PRISM and Internet Balkanization

Yesterday's outing of the U.S. Government's PRISM intrusions into the lives of virtually every Netizen on the planet - with some level of complicity from the likes of Google, Facebook, MS, Yahoo! and others (notwithstanding their remarkably consistent protestations of not having allowed "direct access" to the NSA) - may well herald a fracturing of the Internet.

On the one hand, we are witnessing a digital business opportunity unseen since the blossoming of the commercial Internet.  While Google, Facebook, et al are sure to survive in the homeland - although there's a hue and cry coming once the average American realizes what's been done - what once seemed relatively secure global hegemony is now in peril.

Trust is fragile.

Let's consider Europe, a market in which people take their privacy rather seriously, where the American pre-Internet (and still) experience with direct mail marketing is, in some countries, outright illegal.  Indeed, in Europe, because of such concerns, it is illegal for an EU citizen's personal data to be processed or even hosted on servers outside the EU, unless the company doing the processing is in a country that has data protection laws of as high a standard as the EU.

Even before the PRISM outing, the U.S. was not deemed to conform to these standards, but the PRISM-compromised Internet companies benefited from an EU "Safe Harbor" provision through which they could self-certify their conformity to EU-style standards.

Needless to say, no-one's gonna put much credence in such self-certifications in the wake of yesterday's news.
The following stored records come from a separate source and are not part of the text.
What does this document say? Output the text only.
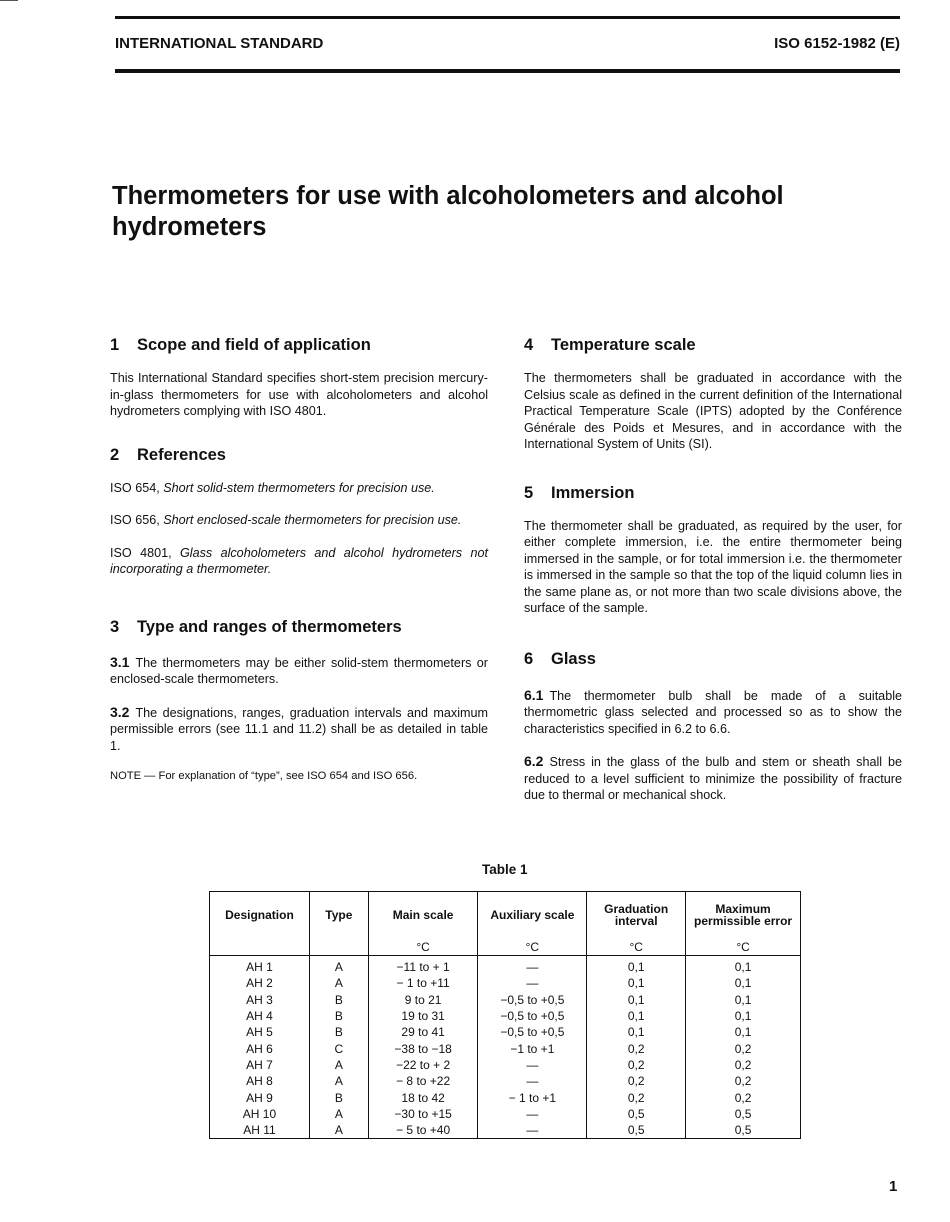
INTERNATIONAL STANDARD	ISO 6152-1982 (E)
Thermometers for use with alcoholometers and alcohol hydrometers
1 Scope and field of application

This International Standard specifies short-stem precision mercury-in-glass thermometers for use with alcoholometers and alcohol hydrometers complying with ISO 4801.

2 References

ISO 654, Short solid-stem thermometers for precision use.

ISO 656, Short enclosed-scale thermometers for precision use.

ISO 4801, Glass alcoholometers and alcohol hydrometers not incorporating a thermometer.

3 Type and ranges of thermometers

3.1 The thermometers may be either solid-stem thermometers or enclosed-scale thermometers.

3.2 The designations, ranges, graduation intervals and maximum permissible errors (see 11.1 and 11.2) shall be as detailed in table 1.

NOTE — For explanation of “type”, see ISO 654 and ISO 656.

4 Temperature scale

The thermometers shall be graduated in accordance with the Celsius scale as defined in the current definition of the International Practical Temperature Scale (IPTS) adopted by the Conférence Générale des Poids et Mesures, and in accordance with the International System of Units (SI).

5 Immersion

The thermometer shall be graduated, as required by the user, for either complete immersion, i.e. the entire thermometer being immersed in the sample, or for total immersion i.e. the thermometer is immersed in the sample so that the top of the liquid column lies in the same plane as, or not more than two scale divisions above, the surface of the sample.

6 Glass

6.1 The thermometer bulb shall be made of a suitable thermometric glass selected and processed so as to show the characteristics specified in 6.2 to 6.6.

6.2 Stress in the glass of the bulb and stem or sheath shall be reduced to a level sufficient to minimize the possibility of fracture due to thermal or mechanical shock.

Table 1
Designation	Type	Main scale	Auxiliary scale	Graduation interval	Maximum permissible error
		°C	°C	°C	°C
AH 1	A	−11 to + 1	—	0,1	0,1
AH 2	A	− 1 to +11	—	0,1	0,1
AH 3	B	9 to 21	−0,5 to +0,5	0,1	0,1
AH 4	B	19 to 31	−0,5 to +0,5	0,1	0,1
AH 5	B	29 to 41	−0,5 to +0,5	0,1	0,1
AH 6	C	−38 to −18	−1 to +1	0,2	0,2
AH 7	A	−22 to + 2	—	0,2	0,2
AH 8	A	− 8 to +22	—	0,2	0,2
AH 9	B	18 to 42	− 1 to +1	0,2	0,2
AH 10	A	−30 to +15	—	0,5	0,5
AH 11	A	− 5 to +40	—	0,5	0,5
1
It is a distinct likelihood that alternative social networking and Google-esque platforms will emerge in Europe - and other markets - where Netizens perceive more meaningful data protection rules and checks on Government intrusion.  This is the commercial opportunity I referenced above.  And the Euro-nationalists will eat it up.

Balkanization? No, but a re-ordering?  Quite likely.

And it gets worse for America - now tossed down from the moral Internet high ground - from a political perspective.

Granted, PRISM doesn't equate to the Internet censorship and related digital and very real-world suppression of free speech in markets like Iran and, to lesser extent, China.  But, no matter what is happening with the data being PRISM'd, just the fact that it is being collected undermines America's credibility in terms of Internet freedom, perhaps empowering some authoritarian regimes to extend their online restrictions and crackdowns, or - worse yet - their own cyber mischief targeted at Americans online.